Sunday, 18 December 2011
Thomas Evan Nicholas ( Niclas y Glais) (6/10/1879 -19/4/71) - To a Sparrow
TO A SPARROW
( Swansea Prison 1940)
Look, here's another bread-crumb for your piping,
And a piece of apple as a sweetener.
It gladdens me to hear your steady pecking;
It's good to see your cloak of grey once more.
You've travelled here, perhaps, from Pembroke's reaches,
From the gorse and heather on Y Frenni's height,
And mabe on grey wing you've trilled your measures
Above fair Ceredigion at dawn's first light.
Accept the bread: had I a drop of wine
Pressed from a distant country's sweet grape-cluster,
We could take, amid war's turbulence,
Communion, though the cell lacks cross and altar.
The bread's as holy as it needs to be,
Offering of a heart not under lock and key.

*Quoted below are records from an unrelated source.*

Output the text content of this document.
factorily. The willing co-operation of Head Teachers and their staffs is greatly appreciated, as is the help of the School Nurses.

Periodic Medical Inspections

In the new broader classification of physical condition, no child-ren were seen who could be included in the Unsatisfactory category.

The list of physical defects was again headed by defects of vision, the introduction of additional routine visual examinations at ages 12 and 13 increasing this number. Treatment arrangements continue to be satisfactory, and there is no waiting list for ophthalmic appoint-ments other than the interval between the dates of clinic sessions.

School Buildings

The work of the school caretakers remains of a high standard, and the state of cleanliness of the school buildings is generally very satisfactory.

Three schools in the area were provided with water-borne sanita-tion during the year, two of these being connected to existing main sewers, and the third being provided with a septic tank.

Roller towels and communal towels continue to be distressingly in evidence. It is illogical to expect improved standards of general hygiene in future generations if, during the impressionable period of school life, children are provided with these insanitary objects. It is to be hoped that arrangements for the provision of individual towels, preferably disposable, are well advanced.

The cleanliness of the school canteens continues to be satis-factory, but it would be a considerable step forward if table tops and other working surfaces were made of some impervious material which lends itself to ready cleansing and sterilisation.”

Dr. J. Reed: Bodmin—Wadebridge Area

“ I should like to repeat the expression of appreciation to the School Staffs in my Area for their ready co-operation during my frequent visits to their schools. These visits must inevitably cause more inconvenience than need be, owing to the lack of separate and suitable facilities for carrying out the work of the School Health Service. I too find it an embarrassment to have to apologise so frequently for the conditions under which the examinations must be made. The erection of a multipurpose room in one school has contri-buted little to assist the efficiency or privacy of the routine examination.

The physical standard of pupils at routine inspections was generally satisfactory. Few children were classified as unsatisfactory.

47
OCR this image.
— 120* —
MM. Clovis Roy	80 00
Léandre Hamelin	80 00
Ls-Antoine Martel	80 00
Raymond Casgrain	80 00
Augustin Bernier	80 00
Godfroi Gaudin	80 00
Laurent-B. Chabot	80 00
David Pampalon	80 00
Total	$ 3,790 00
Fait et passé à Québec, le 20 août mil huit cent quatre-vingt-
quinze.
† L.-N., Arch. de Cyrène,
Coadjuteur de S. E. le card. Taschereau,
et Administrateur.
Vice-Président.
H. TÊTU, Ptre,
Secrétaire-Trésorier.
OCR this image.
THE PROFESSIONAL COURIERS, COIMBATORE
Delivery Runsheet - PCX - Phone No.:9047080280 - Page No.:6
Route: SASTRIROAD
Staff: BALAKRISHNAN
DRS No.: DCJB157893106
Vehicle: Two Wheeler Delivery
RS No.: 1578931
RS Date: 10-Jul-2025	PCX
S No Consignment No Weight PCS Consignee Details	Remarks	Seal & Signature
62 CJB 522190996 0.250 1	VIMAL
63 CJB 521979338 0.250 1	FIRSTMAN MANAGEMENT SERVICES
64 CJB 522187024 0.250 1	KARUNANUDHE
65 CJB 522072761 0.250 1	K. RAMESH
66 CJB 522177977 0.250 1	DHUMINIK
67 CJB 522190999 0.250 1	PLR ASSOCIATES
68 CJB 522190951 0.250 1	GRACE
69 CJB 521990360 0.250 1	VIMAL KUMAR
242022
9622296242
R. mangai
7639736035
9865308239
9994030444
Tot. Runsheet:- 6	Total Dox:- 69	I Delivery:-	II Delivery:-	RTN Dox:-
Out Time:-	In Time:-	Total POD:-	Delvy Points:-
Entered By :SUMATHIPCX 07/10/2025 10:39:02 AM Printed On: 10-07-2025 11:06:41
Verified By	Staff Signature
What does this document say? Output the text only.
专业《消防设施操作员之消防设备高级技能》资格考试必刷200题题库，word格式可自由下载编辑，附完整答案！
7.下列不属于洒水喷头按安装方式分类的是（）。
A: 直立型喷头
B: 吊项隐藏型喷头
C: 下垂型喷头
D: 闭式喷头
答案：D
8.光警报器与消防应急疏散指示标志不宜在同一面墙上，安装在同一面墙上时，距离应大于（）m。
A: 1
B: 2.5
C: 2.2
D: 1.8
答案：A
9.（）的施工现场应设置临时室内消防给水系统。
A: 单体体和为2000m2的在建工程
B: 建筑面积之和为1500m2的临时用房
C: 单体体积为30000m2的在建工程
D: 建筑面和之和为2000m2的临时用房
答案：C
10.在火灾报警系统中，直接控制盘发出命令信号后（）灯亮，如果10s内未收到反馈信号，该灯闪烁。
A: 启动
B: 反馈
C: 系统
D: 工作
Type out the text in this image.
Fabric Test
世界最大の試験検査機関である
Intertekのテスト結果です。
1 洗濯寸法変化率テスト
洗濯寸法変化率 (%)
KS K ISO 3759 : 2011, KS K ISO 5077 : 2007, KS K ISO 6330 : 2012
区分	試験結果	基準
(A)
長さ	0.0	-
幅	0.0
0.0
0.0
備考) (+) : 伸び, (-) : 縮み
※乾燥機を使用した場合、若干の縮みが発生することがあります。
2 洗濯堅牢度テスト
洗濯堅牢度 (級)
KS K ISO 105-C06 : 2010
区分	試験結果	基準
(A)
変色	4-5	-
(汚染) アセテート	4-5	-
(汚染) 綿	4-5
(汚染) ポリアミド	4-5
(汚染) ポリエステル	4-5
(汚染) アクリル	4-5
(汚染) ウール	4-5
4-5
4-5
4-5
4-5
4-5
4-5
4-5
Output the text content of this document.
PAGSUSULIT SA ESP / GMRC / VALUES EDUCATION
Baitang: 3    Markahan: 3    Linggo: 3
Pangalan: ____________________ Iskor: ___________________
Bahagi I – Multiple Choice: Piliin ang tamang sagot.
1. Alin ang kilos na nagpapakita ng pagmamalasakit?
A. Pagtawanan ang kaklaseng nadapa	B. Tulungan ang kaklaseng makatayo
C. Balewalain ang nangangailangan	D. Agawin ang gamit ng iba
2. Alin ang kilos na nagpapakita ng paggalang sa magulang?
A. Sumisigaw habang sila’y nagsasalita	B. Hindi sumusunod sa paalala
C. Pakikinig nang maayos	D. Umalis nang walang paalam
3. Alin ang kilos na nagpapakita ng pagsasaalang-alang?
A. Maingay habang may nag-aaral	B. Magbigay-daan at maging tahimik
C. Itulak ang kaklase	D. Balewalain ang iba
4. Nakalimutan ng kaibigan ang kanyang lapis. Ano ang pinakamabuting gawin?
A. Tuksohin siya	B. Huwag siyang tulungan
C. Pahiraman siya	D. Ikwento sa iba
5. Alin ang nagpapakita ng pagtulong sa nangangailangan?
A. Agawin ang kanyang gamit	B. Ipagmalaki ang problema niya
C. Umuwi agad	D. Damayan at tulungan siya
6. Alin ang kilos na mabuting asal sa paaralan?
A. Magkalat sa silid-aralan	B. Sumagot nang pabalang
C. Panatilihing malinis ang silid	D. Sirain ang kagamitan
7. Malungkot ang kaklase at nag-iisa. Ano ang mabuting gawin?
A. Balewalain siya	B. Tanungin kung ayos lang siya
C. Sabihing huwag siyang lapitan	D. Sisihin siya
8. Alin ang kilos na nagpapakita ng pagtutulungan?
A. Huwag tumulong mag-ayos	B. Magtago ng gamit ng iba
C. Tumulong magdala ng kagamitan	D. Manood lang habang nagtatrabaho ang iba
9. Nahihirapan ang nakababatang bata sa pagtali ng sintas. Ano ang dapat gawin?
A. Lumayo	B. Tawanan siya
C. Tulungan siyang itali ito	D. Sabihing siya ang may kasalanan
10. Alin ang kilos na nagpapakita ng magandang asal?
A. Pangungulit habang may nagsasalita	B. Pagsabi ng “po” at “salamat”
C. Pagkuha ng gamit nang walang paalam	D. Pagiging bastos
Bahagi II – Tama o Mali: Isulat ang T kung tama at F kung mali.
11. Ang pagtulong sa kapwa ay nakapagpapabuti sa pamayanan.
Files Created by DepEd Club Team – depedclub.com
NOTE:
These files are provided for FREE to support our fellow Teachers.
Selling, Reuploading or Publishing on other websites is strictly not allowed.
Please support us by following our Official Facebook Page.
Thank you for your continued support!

Translated from the Welsh by Joseph P.Clancy
reprinted from Twentieth Century Welsh Poems, ( Gomer,1982)
Born at Llanfyrnach. T.E Nicholas was a congregational minister and a founding member of the Communist Party of Great Britain, and was a political journalist as well as a poet. He was twice imprisoned, not the first or last Welshman to be imprioned by spurious charges.'To a Sparrow ' was a poem he wrote whilst incarcenated.
Main themes of his poetry were of injustice that stemmed from his strong socialist faith.The Spanish Civil War gave rise to his verse denouncing fascism. In later life translated the internationale into Welsh.
It was whilst in prison though that he wrote some one hundred and fifty sonnets. The smallest incident would provide inspiration. Denied writing paper , he wrote on the slate in his cell, and on toilet paper. Main themse were of injustice and the power of capital. 'Cana'r Carchar' Prison Songs and 'Llygad y Drws' (referring to the eye hole of the prison door) were both collections that were written whilst he was in prison.
He continued writing into his old age, his support for left wing causes undimmed.
Ke died in Aberystwyth in 1971 aged 91.